Üsküp Hava Limanına vardığımızda karşılaştığımız atmosfer hiç yabancı gelmedi bize. TAV tarafından Türkiye'nin birçok şehrinde, hatta bazı yabancı ülkelerde yapılıp işletilenlere benzer bir mimari yapı karşılıyor bizi. Programımız gereği önce Ohrid'e gitmemiz gerekiyor. Ne var ki bu kez kızım bize biz kızımıza güvendiğimiz için öyle detaylı bir planımız da yok hani. Bu sebeple hava alanında Ohrid'e nasıl gideriz, araba mı kiralasak, otobüs bulabilir miyiz? sorularına cevap arıyoruz. Makedonya'da raylı taşımacılık olmadığını öğrenmiş bizim kız nasılsa. Hava hafif yağmurlu. Önceden ayarlasak araç kiralama ücretlerinin daha uygun olacağını biliyoruz. Yine de bir kaç araç kiralama servisine fiyat soruyoruz. Havaalanından Ohrid'e otobüs kalktığını öğrenince araç kiralama fikrinden vazgeçiyoruz. Ne de iyi yaptığımızın henüz farkında değiliz elbette. Üç buçuk saatlik bir yolculuk sonunda dağları tepeleri aşarak güzel Ohrid şehrine varıyoruz.

Ohrid gölünün kıyısında konumlanmış bu güzel belde yazın çok turist çekiyor. Bir taksi tutup göl manzaralı butik otelimize gidip yerleşiyoruz. Otelin sahibesi -Sanırım ismi Marika'ydı- çok ilgili ve yardımsever bir insan. Havalar burada çoktan soğumaya başlamış. Marika Hanım klima kafi gelmez diye ilave bir elektrikli ısıtıcı getiriyor odamıza. 

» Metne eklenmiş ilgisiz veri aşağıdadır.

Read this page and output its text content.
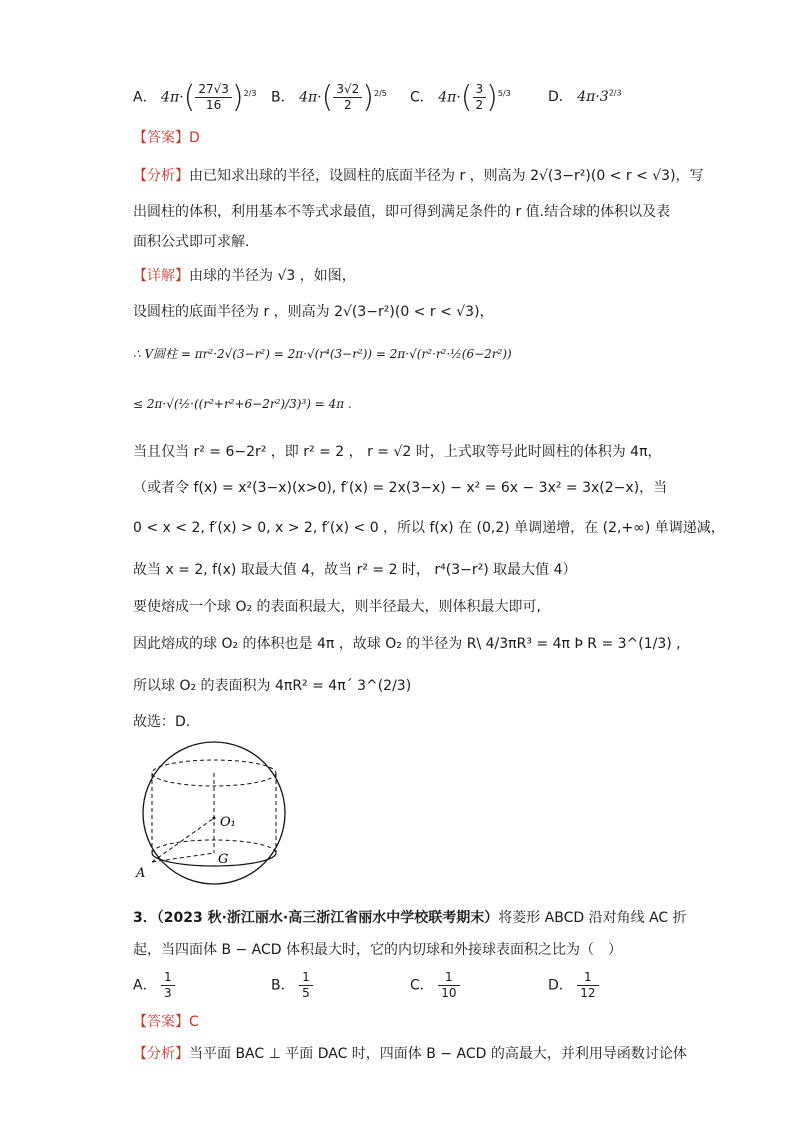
A． $4\pi\cdot( \frac{27√3}{16} )^{2/3}$ B． $4\pi\cdot( \frac{3√2}{2} )^{2/5}$ C． $4\pi\cdot( \frac{3}{2} )^{5/3}$	D． $4\pi\cdot 3^{2/3}$
【答案】D
【分析】由已知求出球的半径，设圆柱的底面半径为 r ，则高为 2√(3−r²)(0 < r < √3)，写
出圆柱的体积，利用基本不等式求最值，即可得到满足条件的 r 值.结合球的体积以及表
面积公式即可求解.
【详解】由球的半径为 √3 ，如图，
设圆柱的底面半径为 r ，则高为 2√(3−r²)(0 < r < √3)，
∴ V圆柱 = πr²·2√(3−r²) = 2π·√(r⁴(3−r²)) = 2π·√(r²·r²·½(6−2r²))
≤ 2π·√(½·((r²+r²+6−2r²)/3)³) = 4π .
当且仅当 r² = 6−2r² ，即 r² = 2 ， r = √2 时，上式取等号此时圆柱的体积为 4π，
（或者令 f(x) = x²(3−x)(x>0), f′(x) = 2x(3−x) − x² = 6x − 3x² = 3x(2−x)，当
0 < x < 2, f′(x) > 0, x > 2, f′(x) < 0 ，所以 f(x) 在 (0,2) 单调递增，在 (2,+∞) 单调递减，
故当 x = 2, f(x) 取最大值 4，故当 r² = 2 时， r⁴(3−r²) 取最大值 4）
要使熔成一个球 O₂ 的表面积最大，则半径最大，则体积最大即可,
因此熔成的球 O₂ 的体积也是 4π ，故球 O₂ 的半径为 R\ 4/3πR³ = 4π Þ R = 3^(1/3) ,
所以球 O₂ 的表面积为 4πR² = 4π´ 3^(2/3)
故选：D.
O₁
G
A
3．（2023 秋·浙江丽水·高三浙江省丽水中学校联考期末）将菱形 ABCD 沿对角线 AC 折
起，当四面体 B − ACD 体积最大时，它的内切球和外接球表面积之比为（　）
A． $\frac{1}{3}$	B． $\frac{1}{5}$	C． $\frac{1}{10}$	D． $\frac{1}{12}$
【答案】C
【分析】当平面 BAC ⊥ 平面 DAC 时，四面体 B − ACD 的高最大，并利用导函数讨论体
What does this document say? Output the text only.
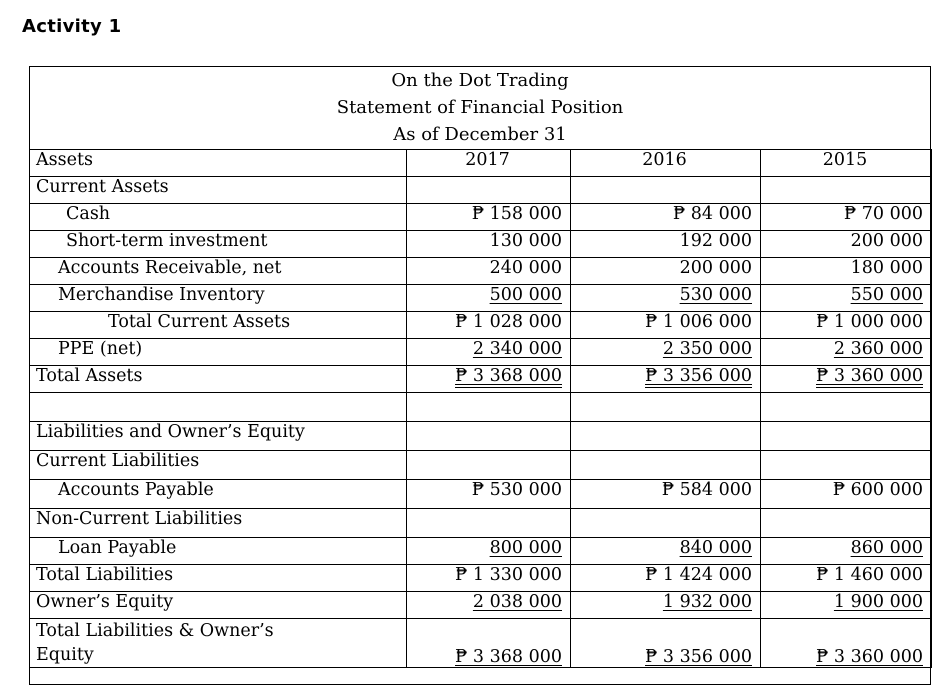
Activity 1
On the Dot Trading
Statement of Financial Position
As of December 31
Assets	2017	2016	2015
Current Assets			
Cash	₱ 158 000	₱ 84 000	₱ 70 000
Short-term investment	130 000	192 000	200 000
Accounts Receivable, net	240 000	200 000	180 000
Merchandise Inventory	500 000	530 000	550 000
Total Current Assets	₱ 1 028 000	₱ 1 006 000	₱ 1 000 000
PPE (net)	2 340 000	2 350 000	2 360 000
Total Assets	₱ 3 368 000	₱ 3 356 000	₱ 3 360 000

Liabilities and Owner’s Equity			
Current Liabilities			
Accounts Payable	₱ 530 000	₱ 584 000	₱ 600 000
Non-Current Liabilities			
Loan Payable	800 000	840 000	860 000
Total Liabilities	₱ 1 330 000	₱ 1 424 000	₱ 1 460 000
Owner’s Equity	2 038 000	1 932 000	1 900 000

Total Liabilities & Owner’s Equity	₱ 3 368 000	₱ 3 356 000	₱ 3 360 000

Akşam Ohrid Çarşısını geziyoruz. Şehre has turistik özelliklerden en önemlisi Ohrid incisi. Benekli alabalık pullarından elde ettikleri bir el sanatı bu. Yani bildiğimiz deniz kabuklarından çıkartılan incilerden farklıymış.  Türlü takılar yapılıyor Ohrid incisinden, babadan oğula geçen bir zanaat. Kadınlarına söylemiyorlarmış nasıl yapıldığını, sırlarını paylaşmasınlar diye. Ohrid çarşısında çok sayıda Türkçe konuşan Türk asıllı insan var. İlginç olan diğer bir husus ucuzluk. Hiçbir şekilde bir Avrupa ülkesindeymiş hissi vermiyor insana. Ne alırsanız alın Türkiye'deki fiyatlardan daha pahalı değil. Çarşıda meşhur bir köfteci varmış. Onu buluyor ve bir Üsküp köftesi yiyelim diyoruz. Yemeğin yanında yöresel bir Makedon birası söylüyorum. Dürüst olmak gerekirse Türkiye'de yapılan köfteler daha lezzetli. Aklımıza bizim Taş Ev geliyor hemen. Gerçekten de bizim köftelerimiz çok daha güzeldi.

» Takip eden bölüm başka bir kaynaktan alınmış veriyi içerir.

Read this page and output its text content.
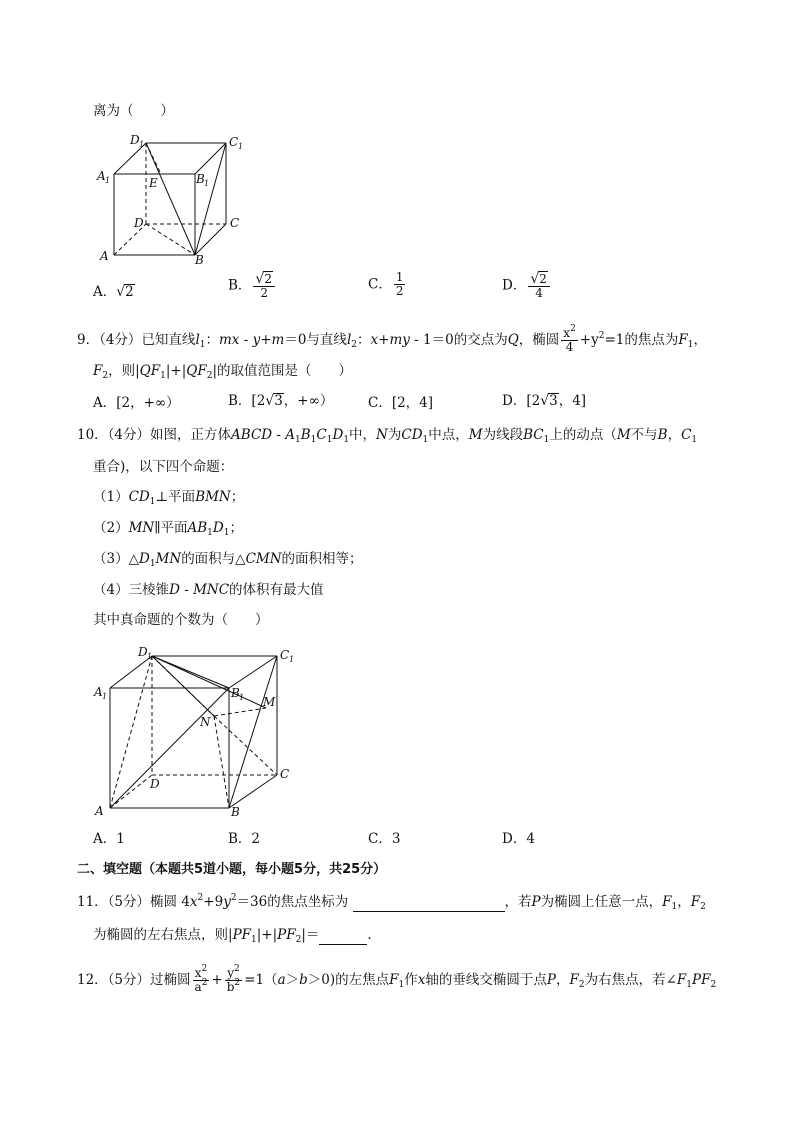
离为（　　）
D 1	C 1
A 1	B 1
E
D	C
A	B
A．√2	B． $\frac{√2}{2}$	C． $\frac{1}{2}$	D． $\frac{√2}{4}$
9．（4分）已知直线$l_1$：mx - y+m＝0与直线$l_2$：x+my - 1＝0的交点为Q，椭圆 $\frac{x^2}{4} +y^2=1$的焦点为$F_1$，
$F_2$，则$|QF_1|+|QF_2|$的取值范围是（　　）
A．[2，+∞）	B．[2√3，+∞）	C．[2，4]	D．[2√3，4]
10．（4分）如图，正方体ABCD - $A_1B_1C_1D_1$中，N为$CD_1$中点，M为线段$BC_1$上的动点（M不与B，$C_1$
重合)，以下四个命题：
$(1)CD_1\perp$平面BMN；
（2）MN∥平面$AB_1D_1$；
$(3)\triangle D_1MN$的面积与△CMN的面积相等；
（4）三棱锥D - MNC的体积有最大值
其中真命题的个数为（　　）
D 1	C 1
A 1	B 1
N
M
D
C
A	B
A．1	B．2	C．3	D．4
二、填空题（本题共5道小题，每小题5分，共25分）
11．（5分）椭圆 $4x^2+9y^2=36$的焦点坐标为	，若P为椭圆上任意一点，$F_1$，$F_2$
为椭圆的左右焦点，则$|PF_1|+|PF_2|=$	．
12．（5分）过椭圆 $\frac{x^2}{a^2} + \frac{y^2}{b^2} =1(a>b>0)$的左焦点$F_1$作x轴的垂线交椭圆于点P，$F_2$为右焦点，若$\angle F_1PF_2$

Ohrid denilen yer şehirden ziyade bir kasaba ya da köy irisi sanki. Ertesi gün gölün kenarında dolaşıyoruz, sokak aralarında tarihi binaları görüyoruz. Sahilden Ohrid kalesine doğru dik yokuşlarla çıkılıyor. Arnavut parke yollar butik oteller arasında labirent gibi dolanıyor. Mevsim itibarıyla geceler canlılığını yitirmiş görünüyor, oldukça sakin. Kaleye kadar çıkmayı gözümüz kesmiyor. Hem çıkıp da ne yapacağız, taş yığını işte. Ama yükseldikçe manzaranın tadına doyum olmuyor. Gölün karşı yakası Arnavutluk sınırı. Göl iki ülke arasında paylaşılıyor.

Kızım, hazır gelmişken Ohrid'e 29 km mesafedeki Sveti Naum Manastırına gidelim dese de gerek ulaşım gerekse mevsim şartlarından dolayı vazgeçiyoruz. Gece yorgun düşen eşim otelde kalmayı tercih ederken ben kızımla birlikte güzel bir akşam yemeği yeriz düşüncesiyle şehre dalıyoruz. Gündüzden keşfettiğimiz birkaç balık lokantası oldukça tenha görünüyor. Hayal kırıklığına uğramayalım diyerek vazgeçiyoruz. Birkaç barda gürültülü bir şekilde gençler eğleniyor sadece. Ohrid Gölü'nün ortasına doğru uzanan dar ve uzun platform üzerinde yürüyoruz kızımın ısrarıyla. Gece vakti bu çılgınlıklar kızımın vazgeçilmezlerinden. E, ben de ayak uydurmaya çalışıyorum. İskelenin ucunda genişleyen platform üzerinden Ohrid şehrinin ışıl ışıl parlayan manzara fotoğraflarını çekiyoruz. Yer yer sökülmüş ahşap iskelenin üzerinden kıyıya varınca derin bir nefes alıyorum.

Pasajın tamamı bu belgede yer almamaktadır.